Tak więc potencjał silnika Unreal Engine 5.1, by stać się jednym z najważniejszych technicznych kamieni milowych w kulturze gier, który nakreśliliśmy na początku, został teraz dokładnie wyjaśniony: lumeny, nanity, większe, bardziej zróżnicowane światy gier i niezwykle szeroka skalowalność – wszystko to składa się na mocny fundament przyszłości.

(Intensywna praca nad Fortnite Chapter 4 pomogła uczynić Unreal Engine 5.1 tak wielkim usprawnieniem)
(Intensywna praca nad Fortnite Chapter 4 pomogła uczynić Unreal Engine 5.1 tak wielkim usprawnieniem)

Jednakże trochę hamujemy. Mimo uzasadnionej euforii, przeszłość nauczyła nas wystarczająco często, by zawsze zachować zdrową porcję szczątkowego sceptycyzmu. Bo oczywiście Unreal Engine 5.1 nie jest automatycznie zbawcą branży gier.Podstawowe składniki dobrych gier nie zmienią się.
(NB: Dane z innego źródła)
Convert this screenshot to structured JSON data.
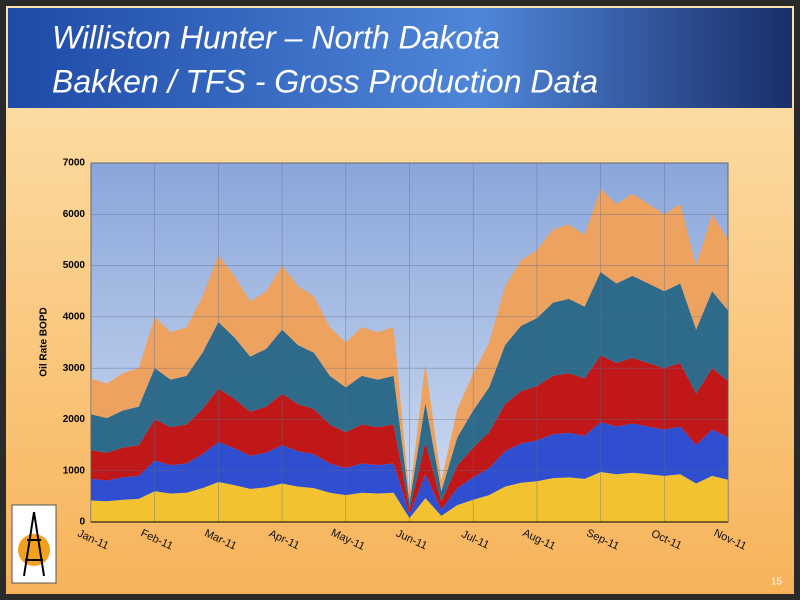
{
  "slide": {
    "title_lines": [
      "Williston Hunter – North Dakota",
      "Bakken / TFS - Gross Production Data"
    ],
    "page_number": 15
  },
  "chart_data": {
    "type": "stacked_area",
    "y_label": "Oil Rate BOPD",
    "categories": [
      "Jan-11",
      null,
      null,
      null,
      "Feb-11",
      null,
      null,
      null,
      "Mar-11",
      null,
      null,
      null,
      "Apr-11",
      null,
      null,
      null,
      "May-11",
      null,
      null,
      null,
      "Jun-11",
      null,
      null,
      null,
      "Jul-11",
      null,
      null,
      null,
      "Aug-11",
      null,
      null,
      null,
      "Sep-11",
      null,
      null,
      null,
      "Oct-11",
      null,
      null,
      null,
      "Nov-11"
    ],
    "series": [
      {
        "color": "#f2c230",
        "values": [
          420,
          405,
          435,
          450,
          600,
          555,
          570,
          660,
          780,
          720,
          645,
          675,
          750,
          690,
          660,
          570,
          525,
          570,
          555,
          570,
          75,
          465,
          120,
          330,
          435,
          525,
          690,
          765,
          795,
          855,
          870,
          840,
          975,
          930,
          960,
          930,
          900,
          930,
          750,
          900,
          825
        ]
      },
      {
        "color": "#2f4fd0",
        "values": [
          420,
          405,
          435,
          450,
          600,
          555,
          570,
          660,
          780,
          720,
          645,
          675,
          750,
          690,
          660,
          570,
          525,
          570,
          555,
          570,
          75,
          465,
          120,
          330,
          435,
          525,
          690,
          765,
          795,
          855,
          870,
          840,
          975,
          930,
          960,
          930,
          900,
          930,
          750,
          900,
          825
        ]
      },
      {
        "color": "#c01818",
        "values": [
          560,
          540,
          580,
          600,
          800,
          740,
          760,
          880,
          1040,
          960,
          860,
          900,
          1000,
          920,
          880,
          760,
          700,
          760,
          740,
          760,
          100,
          620,
          160,
          440,
          580,
          700,
          920,
          1020,
          1060,
          1140,
          1160,
          1120,
          1300,
          1240,
          1280,
          1240,
          1200,
          1240,
          1000,
          1200,
          1100
        ]
      },
      {
        "color": "#2e6b8a",
        "values": [
          700,
          675,
          725,
          750,
          1000,
          925,
          950,
          1100,
          1300,
          1200,
          1075,
          1125,
          1250,
          1150,
          1100,
          950,
          875,
          950,
          925,
          950,
          125,
          775,
          200,
          550,
          725,
          875,
          1150,
          1275,
          1325,
          1425,
          1450,
          1400,
          1625,
          1550,
          1600,
          1550,
          1500,
          1550,
          1250,
          1500,
          1375
        ]
      },
      {
        "color": "#eea260",
        "values": [
          700,
          675,
          725,
          750,
          1000,
          925,
          950,
          1100,
          1300,
          1200,
          1075,
          1125,
          1250,
          1150,
          1100,
          950,
          875,
          950,
          925,
          950,
          125,
          775,
          200,
          550,
          725,
          875,
          1150,
          1275,
          1325,
          1425,
          1450,
          1400,
          1625,
          1550,
          1600,
          1550,
          1500,
          1550,
          1250,
          1500,
          1375
        ]
      }
    ],
    "ylim": [
      0,
      7000
    ],
    "yticks": [
      0,
      1000,
      2000,
      3000,
      4000,
      5000,
      6000,
      7000
    ],
    "grid": true
  }
}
To co ostatecznie będzie miało znaczenie w przyszłości to sprawne ręce, które poradzą sobie z narzędziami silnika Unreal Engine 5.1. Bo mimo całego postępu technologicznego: ostatecznie tworzenie gier jest i pozostaje formą sztuki, której jak każdej innej trzeba się nauczyć i wyćwiczyć w praktyce.

Wiele doświadczenia z Fortnite i ogólnie z Unreal Engine ma berliński zespół (Airborn Studios).

Co sądzicie o Unreal Engine 5.1? Czy rozumiecie nasze przewidywania, czy uważacie, że są zbyt śmiałe? Jakie cechy uważasz za najważniejsze, jeśli chodzi o przeniesienie naszego hobby na nowy poziom? Zapraszamy do zamieszczania swoich przemyśleń na ten temat w komentarzach!